New feature in the app: acitvity alerts are saving cow lives

Mooonil Team

Introducing Activity Insights for your animals. All collars are now equipped with an activity classification model. This model uses sensors onboard the product to understand whether your animals are lying down or standing still, grazing, walking or running.

This data is the foundation for several new features in the app that will help you monitor animal behavior more easily and give you the tools to act fast if something is out of the ordinary.


The features we are launching are:

  • Motionless collar alert
  • Daily activity charts
  • Decreased activity alert
  • High activity alert


Motionless detection

You’ll now receive an alert if a collar becomes completely still. The alert triggers if a collar falls off an animal, letting you know quickly that the animal is no longer fenced.
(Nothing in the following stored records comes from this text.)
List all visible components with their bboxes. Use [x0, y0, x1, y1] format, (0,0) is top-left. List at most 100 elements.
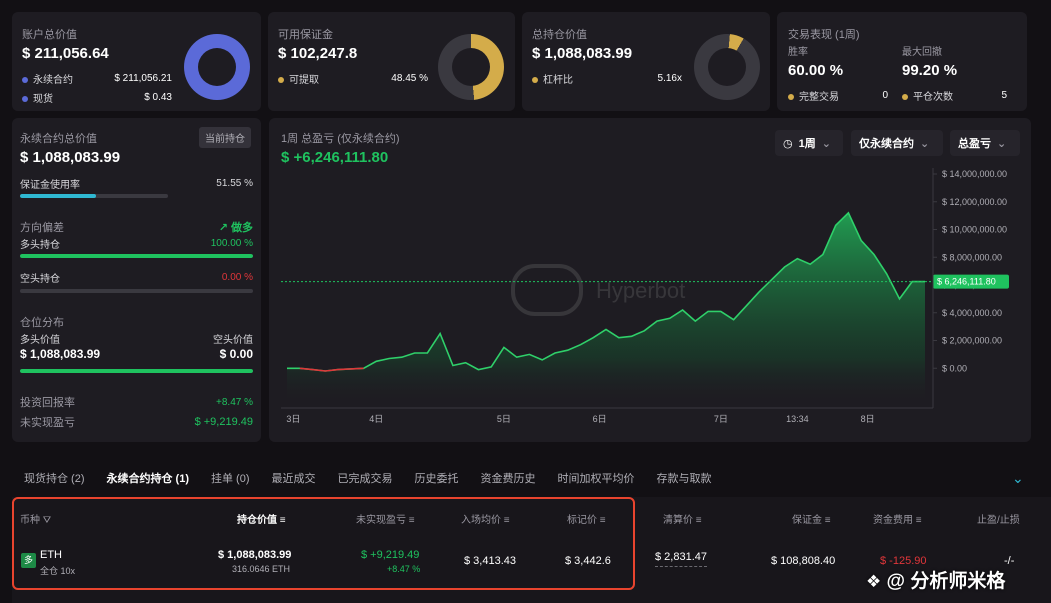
expand-chevron-icon[interactable]: ⌄ [1012, 470, 1024, 486]
long-position-label: 多头持仓 [20, 240, 60, 251]
header-position-value[interactable]: 持仓价值 ≡ [237, 515, 286, 526]
distribution-bar [20, 369, 253, 373]
max-drawdown-value: 99.20 % [902, 62, 958, 79]
y-tick-label: $ 2,000,000.00 [942, 336, 1002, 346]
y-tick-label: $ 0.00 [942, 363, 967, 373]
metric-dropdown[interactable]: 总盈亏 ⌄ [950, 130, 1020, 156]
leverage-legend: 杠杆比 [532, 71, 573, 86]
chart-title: 1周 总盈亏 (仅永续合约) [281, 133, 400, 145]
account-value: $ 211,056.64 [22, 45, 109, 62]
x-tick-label: 8日 [861, 414, 875, 424]
x-tick-label: 13:34 [786, 414, 809, 424]
header-margin[interactable]: 保证金 ≡ [792, 515, 831, 526]
leverage-value: 5.16x [657, 73, 682, 84]
available-margin-label: 可用保证金 [278, 29, 333, 41]
tab-0[interactable]: 现货持仓 (2) [24, 473, 85, 485]
win-rate-value: 60.00 % [788, 62, 844, 79]
margin-usage-bar [20, 194, 168, 198]
header-unrealized-pnl[interactable]: 未实现盈亏 ≡ [356, 515, 415, 526]
position-value: $ 1,088,083.99 [218, 549, 292, 561]
x-tick-label: 4日 [369, 414, 383, 424]
pnl-area-fill [287, 212, 925, 406]
account-value-label: 账户总价值 [22, 29, 77, 41]
pnl-line [287, 211, 925, 372]
y-tick-label: $ 4,000,000.00 [942, 308, 1002, 318]
tab-6[interactable]: 资金费历史 [480, 473, 536, 485]
watermark-text: Hyperbot [596, 278, 685, 303]
withdrawable-value: 48.45 % [391, 73, 428, 84]
header-coin[interactable]: 币种 ⛛ [20, 515, 52, 526]
long-value-label: 多头价值 [20, 335, 60, 346]
position-distribution-label: 仓位分布 [20, 317, 64, 329]
current-value-tag: $ 6,246,111.80 [933, 274, 1009, 289]
contract-filter-dropdown[interactable]: 仅永续合约 ⌄ [851, 130, 943, 156]
highlight-box [12, 497, 635, 590]
period-dropdown[interactable]: ◷ 1周 ⌄ [775, 130, 843, 156]
unrealized-pnl-pct: +8.47 % [387, 564, 421, 574]
unrealized-pnl-value: $ +9,219.49 [194, 416, 253, 428]
roi-label: 投资回报率 [20, 397, 75, 409]
position-donut-chart [694, 34, 760, 100]
y-tick-label: $ 8,000,000.00 [942, 252, 1002, 262]
tab-7[interactable]: 时间加权平均价 [557, 473, 635, 485]
total-position-label: 总持仓价值 [532, 29, 587, 41]
y-tick-label: $ 10,000,000.00 [942, 225, 1007, 235]
current-position-badge[interactable]: 当前持仓 [199, 127, 251, 148]
total-position-card: 总持仓价值 $ 1,088,083.99 杠杆比 5.16x [522, 12, 770, 111]
sort-icon: ≡ [695, 515, 702, 526]
complete-trades-value: 0 [882, 90, 888, 101]
tab-1[interactable]: 永续合约持仓 (1) [106, 473, 190, 485]
clock-icon: ◷ [783, 137, 793, 150]
tab-8[interactable]: 存款与取款 [656, 473, 712, 485]
header-tpsl[interactable]: 止盈/止损 [977, 515, 1020, 526]
spot-legend-value: $ 0.43 [144, 92, 172, 103]
x-tick-label: 5日 [497, 414, 511, 424]
chevron-down-icon: ⌄ [821, 137, 831, 150]
short-value: $ 0.00 [219, 347, 253, 361]
tab-4[interactable]: 已完成交易 [337, 473, 393, 485]
sort-icon: ≡ [599, 515, 606, 526]
short-value-label: 空头价值 [213, 335, 253, 346]
perp-legend-value: $ 211,056.21 [114, 73, 172, 84]
coin-symbol[interactable]: ETH [40, 549, 62, 561]
trading-performance-label: 交易表现 (1周) [788, 29, 860, 41]
long-value: $ 1,088,083.99 [20, 347, 101, 361]
tab-3[interactable]: 最近成交 [271, 473, 316, 485]
margin-usage-label: 保证金使用率 [20, 180, 80, 191]
spot-legend: 现货 [22, 90, 53, 105]
account-donut-chart [184, 34, 250, 100]
total-position-value: $ 1,088,083.99 [532, 45, 633, 62]
author-watermark: ❖ @ 分析师米格 [866, 571, 1006, 592]
x-tick-label: 3日 [286, 414, 300, 424]
short-position-value: 0.00 % [221, 272, 253, 283]
liquidation-price: $ 2,831.47 [655, 551, 707, 567]
diamond-logo-icon: ❖ [866, 572, 882, 591]
sort-icon: ≡ [279, 515, 286, 526]
tab-2[interactable]: 挂单 (0) [211, 473, 250, 485]
margin-donut-chart [438, 34, 504, 100]
header-entry-price[interactable]: 入场均价 ≡ [461, 515, 510, 526]
long-position-bar [20, 254, 253, 258]
current-value-tag-bg [933, 274, 1009, 289]
funding-fee: $ -125.90 [880, 555, 927, 567]
tpsl-value[interactable]: -/- [1004, 555, 1015, 567]
header-mark-price[interactable]: 标记价 ≡ [567, 515, 606, 526]
sort-icon: ≡ [408, 515, 415, 526]
long-side-badge: 多 [21, 553, 36, 568]
header-funding[interactable]: 资金费用 ≡ [873, 515, 922, 526]
direction-bias-label: 方向偏差 [20, 222, 64, 234]
perp-total-label: 永续合约总价值 [20, 133, 97, 145]
long-position-value: 100.00 % [210, 238, 253, 249]
header-liquidation-price[interactable]: 清算价 ≡ [663, 515, 702, 526]
close-count-legend: 平仓次数 [902, 88, 953, 103]
available-margin-card: 可用保证金 $ 102,247.8 可提取 48.45 % [268, 12, 515, 111]
watermark-logo-icon [511, 264, 583, 316]
available-margin-value: $ 102,247.8 [278, 45, 358, 62]
margin-mode: 全仓 10x [40, 566, 76, 576]
sort-icon: ≡ [915, 515, 922, 526]
tab-5[interactable]: 历史委托 [414, 473, 459, 485]
trading-performance-card: 交易表现 (1周) 胜率 60.00 % 最大回撤 99.20 % 完整交易 0 … [777, 12, 1027, 111]
perp-legend: 永续合约 [22, 71, 73, 86]
y-tick-label: $ 14,000,000.00 [942, 169, 1007, 179]
direction-bias-value: ↗ 做多 [218, 222, 253, 234]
You can see where the collar is located in the app, find it and reattach it to the animal.

The alert is only triggered if the collar was recently in use on an animal and then becomes still for at least 20 minutes. Animals that are resting or standing still won’t set off the alert, as there are still small movements that indicate everything is normal.

Activity charts

The app now displays the animal’s daily activity and the average daily activity for all animals on a fence. The activity charts show movement patterns over time and help you spot changes in activity patterns on an individual level or compared to the herd.

Activity can change for many reasons. Moving to a smaller field or bringing animals indoors often reduces activity, while larger pastures tend to raise it. When feed is scarce, animals may travel farther and show higher activity. Weather also affects behavior: rainy days often lower activity across the herd. If one animal’s activity drops while the rest remain steady, it may signal sickness or lameness. If one animal shows higher activity while the rest stay normal, it may indicate that the animal is in heat.
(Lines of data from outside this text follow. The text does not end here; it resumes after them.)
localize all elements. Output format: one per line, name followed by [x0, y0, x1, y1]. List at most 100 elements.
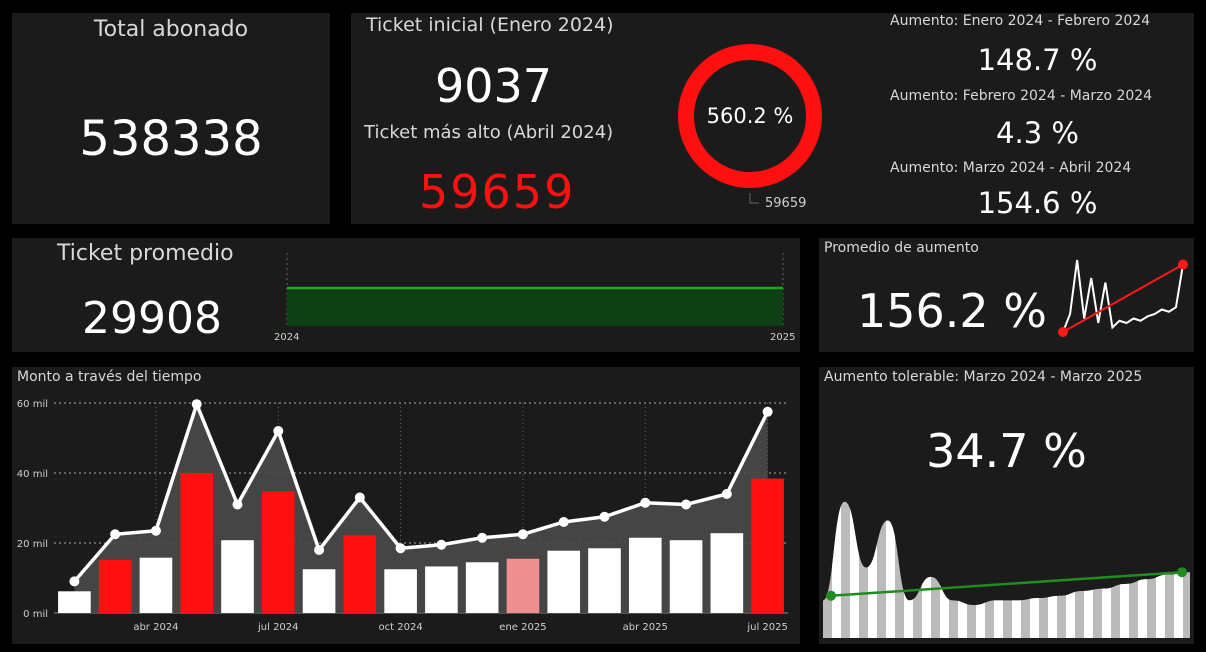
tolerable-stripe: [976, 501, 985, 638]
increase-value-3: 154.6 %: [977, 186, 1098, 220]
tolerable-trend-start: [826, 590, 836, 601]
ticket-card: Ticket inicial (Enero 2024) 9037 Ticket …: [351, 13, 1194, 224]
ticket-donut: 560.2 % 59659: [678, 44, 822, 211]
ticket-inicial-title: Ticket inicial (Enero 2024): [366, 14, 614, 36]
monto-point: [232, 499, 243, 510]
sparkline-start-dot: [1058, 327, 1068, 337]
increase-label-2: Aumento: Febrero 2024 - Marzo 2024: [890, 88, 1153, 104]
monto-point: [314, 545, 325, 555]
tolerable-stripe: [922, 501, 931, 638]
monto-xtick: jul 2025: [746, 622, 788, 633]
tolerable-stripe: [1102, 501, 1111, 638]
monto-point: [681, 499, 692, 510]
promedio-aumento-value: 156.2 %: [857, 284, 1048, 338]
donut-label: 560.2 %: [707, 104, 794, 128]
ticket-promedio-card: Ticket promedio 29908 2024 2025: [12, 238, 800, 352]
monto-bar: [751, 478, 784, 613]
monto-ytick: 0 mil: [23, 609, 48, 620]
monto-title: Monto a través del tiempo: [17, 369, 202, 385]
tolerable-stripe: [832, 501, 841, 638]
total-abonado-card: Total abonado 538338: [12, 13, 330, 224]
promedio-aumento-card: Promedio de aumento 156.2 %: [819, 238, 1194, 352]
ticket-promedio-value: 29908: [82, 293, 222, 344]
tolerable-area: [823, 501, 1190, 638]
tolerable-stripe: [886, 501, 895, 638]
tolerable-stripe: [1066, 501, 1075, 638]
monto-point: [69, 576, 80, 587]
monto-card: Monto a través del tiempo 0 mil 20 mil 40 …: [12, 367, 800, 644]
monto-bar: [547, 550, 581, 613]
monto-bar: [628, 537, 662, 613]
donut-ring: [678, 44, 822, 188]
promedio-aumento-title: Promedio de aumento: [824, 240, 979, 256]
monto-xtick: ene 2025: [499, 622, 546, 633]
monto-line: [73, 399, 770, 583]
increase-value-2: 4.3 %: [996, 116, 1079, 150]
monto-point: [436, 539, 447, 550]
monto-ytick: 40 mil: [17, 469, 48, 480]
monto-bar: [139, 557, 173, 613]
increase-value-1: 148.7 %: [977, 43, 1098, 77]
ticket-alto-title: Ticket más alto (Abril 2024): [364, 122, 614, 143]
monto-point: [395, 543, 406, 554]
monto-xtick: jul 2024: [257, 622, 299, 633]
monto-point: [721, 489, 732, 499]
promedio-axis-end: 2025: [770, 332, 795, 343]
promedio-axis-start: 2024: [274, 332, 299, 343]
monto-bar: [465, 562, 499, 613]
tolerable-trend-end: [1177, 567, 1187, 578]
tolerable-stripe: [1084, 501, 1093, 638]
monto-bar: [180, 473, 214, 613]
monto-ytick: 60 mil: [17, 399, 48, 410]
increase-label-3: Aumento: Marzo 2024 - Abril 2024: [890, 160, 1132, 176]
increase-label-1: Aumento: Enero 2024 - Febrero 2024: [890, 13, 1151, 29]
monto-point: [273, 426, 284, 436]
tolerable-stripe: [1030, 501, 1039, 638]
tolerable-trend: [830, 570, 1183, 597]
monto-xtick: oct 2024: [379, 622, 423, 633]
monto-point: [477, 532, 488, 543]
monto-bar: [221, 540, 254, 613]
tolerable-stripe: [1138, 501, 1147, 638]
monto-bar: [710, 533, 744, 613]
tolerable-stripe: [1012, 501, 1021, 638]
monto-point: [762, 406, 773, 417]
monto-xtick: abr 2024: [133, 622, 178, 633]
total-abonado-value: 538338: [79, 111, 263, 167]
tolerable-stripe: [940, 501, 949, 638]
tolerable-stripe: [1156, 501, 1165, 638]
monto-point: [558, 517, 569, 527]
monto-xtick: abr 2025: [623, 622, 668, 633]
monto-bar: [588, 548, 621, 613]
ticket-alto-value: 59659: [419, 165, 576, 219]
monto-chart: 0 mil 20 mil 40 mil 60 mil abr 2024 jul 2024 o…: [17, 399, 788, 633]
monto-point: [640, 497, 651, 508]
monto-point: [599, 511, 610, 522]
monto-area: [74, 404, 768, 613]
tolerable-stripe: [850, 501, 859, 638]
monto-bar: [302, 569, 336, 613]
monto-point: [110, 529, 121, 540]
monto-bar: [384, 569, 417, 613]
tolerable-stripe: [994, 501, 1003, 638]
sparkline-end-dot: [1178, 259, 1188, 270]
ticket-promedio-chart: 2024 2025: [274, 253, 795, 343]
sparkline-trend: [1062, 263, 1184, 333]
monto-bar: [98, 559, 132, 613]
donut-callout-line: [749, 193, 759, 204]
donut-callout: 59659: [765, 196, 806, 211]
monto-bar: [506, 558, 540, 613]
tolerable-stripe: [958, 501, 967, 638]
tolerable-stripe: [1192, 497, 1194, 638]
monto-bar: [669, 540, 703, 613]
monto-point: [191, 399, 202, 410]
tolerable-stripe: [904, 501, 913, 638]
promedio-area: [287, 288, 783, 326]
monto-ytick: 20 mil: [17, 539, 48, 550]
total-abonado-title: Total abonado: [93, 17, 249, 42]
sparkline-chart: [1058, 259, 1188, 337]
tolerable-stripe: [1048, 501, 1057, 638]
monto-point: [517, 529, 528, 540]
ticket-inicial-value: 9037: [435, 59, 553, 113]
aumento-tolerable-chart: [823, 497, 1194, 638]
Decrease activity detection

This feature monitors the amount of time an animal spends laying or standing. If this number increases significantly it could indicate that the animal has health issues.
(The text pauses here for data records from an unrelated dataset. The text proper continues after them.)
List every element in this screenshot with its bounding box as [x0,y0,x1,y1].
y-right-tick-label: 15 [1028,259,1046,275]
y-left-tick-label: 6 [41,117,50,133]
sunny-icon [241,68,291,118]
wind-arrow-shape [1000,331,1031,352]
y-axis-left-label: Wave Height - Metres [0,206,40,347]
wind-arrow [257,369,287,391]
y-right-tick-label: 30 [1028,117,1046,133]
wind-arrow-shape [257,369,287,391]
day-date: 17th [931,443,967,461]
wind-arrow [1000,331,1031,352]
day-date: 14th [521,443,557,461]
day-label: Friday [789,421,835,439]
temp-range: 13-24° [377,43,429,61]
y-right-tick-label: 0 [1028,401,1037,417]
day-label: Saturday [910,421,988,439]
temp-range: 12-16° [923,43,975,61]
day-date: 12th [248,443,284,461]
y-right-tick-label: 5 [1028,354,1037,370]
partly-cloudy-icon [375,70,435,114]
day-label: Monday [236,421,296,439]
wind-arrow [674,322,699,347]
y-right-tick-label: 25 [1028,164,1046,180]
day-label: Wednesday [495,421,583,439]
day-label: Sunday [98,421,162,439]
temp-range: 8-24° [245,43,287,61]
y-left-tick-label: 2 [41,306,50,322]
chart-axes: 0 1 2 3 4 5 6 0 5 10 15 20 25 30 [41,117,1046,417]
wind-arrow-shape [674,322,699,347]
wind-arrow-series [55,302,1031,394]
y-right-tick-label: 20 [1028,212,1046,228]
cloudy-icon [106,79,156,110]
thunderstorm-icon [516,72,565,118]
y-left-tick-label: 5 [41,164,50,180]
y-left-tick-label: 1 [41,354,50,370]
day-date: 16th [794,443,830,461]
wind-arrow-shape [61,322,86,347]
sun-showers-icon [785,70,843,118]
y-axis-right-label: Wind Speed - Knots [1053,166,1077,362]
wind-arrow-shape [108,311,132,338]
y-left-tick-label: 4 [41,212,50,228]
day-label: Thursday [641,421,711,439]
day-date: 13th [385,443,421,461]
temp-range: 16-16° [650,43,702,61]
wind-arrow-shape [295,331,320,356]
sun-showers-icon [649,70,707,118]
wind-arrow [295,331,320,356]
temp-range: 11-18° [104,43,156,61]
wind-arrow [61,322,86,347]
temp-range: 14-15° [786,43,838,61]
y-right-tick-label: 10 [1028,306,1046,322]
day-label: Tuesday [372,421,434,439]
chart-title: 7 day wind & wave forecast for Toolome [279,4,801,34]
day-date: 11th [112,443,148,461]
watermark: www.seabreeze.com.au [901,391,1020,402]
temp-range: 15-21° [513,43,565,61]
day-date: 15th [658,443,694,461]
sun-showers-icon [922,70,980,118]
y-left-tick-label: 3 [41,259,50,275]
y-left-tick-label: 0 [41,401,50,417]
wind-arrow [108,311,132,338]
Our algorithm compares the still time of the last 24 hours to the still time for the last two weeks and calculates a cumulative sum of increased deviations from the stilltime. This means that the algorithm will detect significant sudden increases, but also small increases for multiple consecutive days.

This is a tool to help you detect sickness in your animals. When the decreased activity alert triggers we recommend checking in on your animal.

 

First hand experience

Many of our customers have already seen the value of this new feature in action. Just a day after it was launched, one farmer received an alert about unusually low activity from one of the collars. When they went out to check, they found the cow had fallen into a deep bog and was completely stuck. “One of the Monil collars alerted us that the cow had unusually low activity. We went out right away, and thanks to the collar’s GPS position, we went straight to the cow that had fallen into a hole in the bog,” the farmer told us.

“It was very well hidden, and without the collar we probably never would’ve found the animal—at least not alive!” This alert came just in time.

High activity detection

You’ll now also get an alert if an individual animal’s activity suddenly increases compared to its usual pattern. We compare the past three days of activity to detect changes in the animal’s daily rhythm. These changes might be a sign that the animal is in heat.

This is our first step toward reliable heat detection. As we gather more confirmed cases and feedback from you, we’ll improve the model to make these alerts even more accurate.


Feedback

We’ve added a feedback option to help us improve activity insights and alerts, so let us know if our predictions matched what you saw in the field. This way, we can refine the algorithms and make the features more useful and reliable.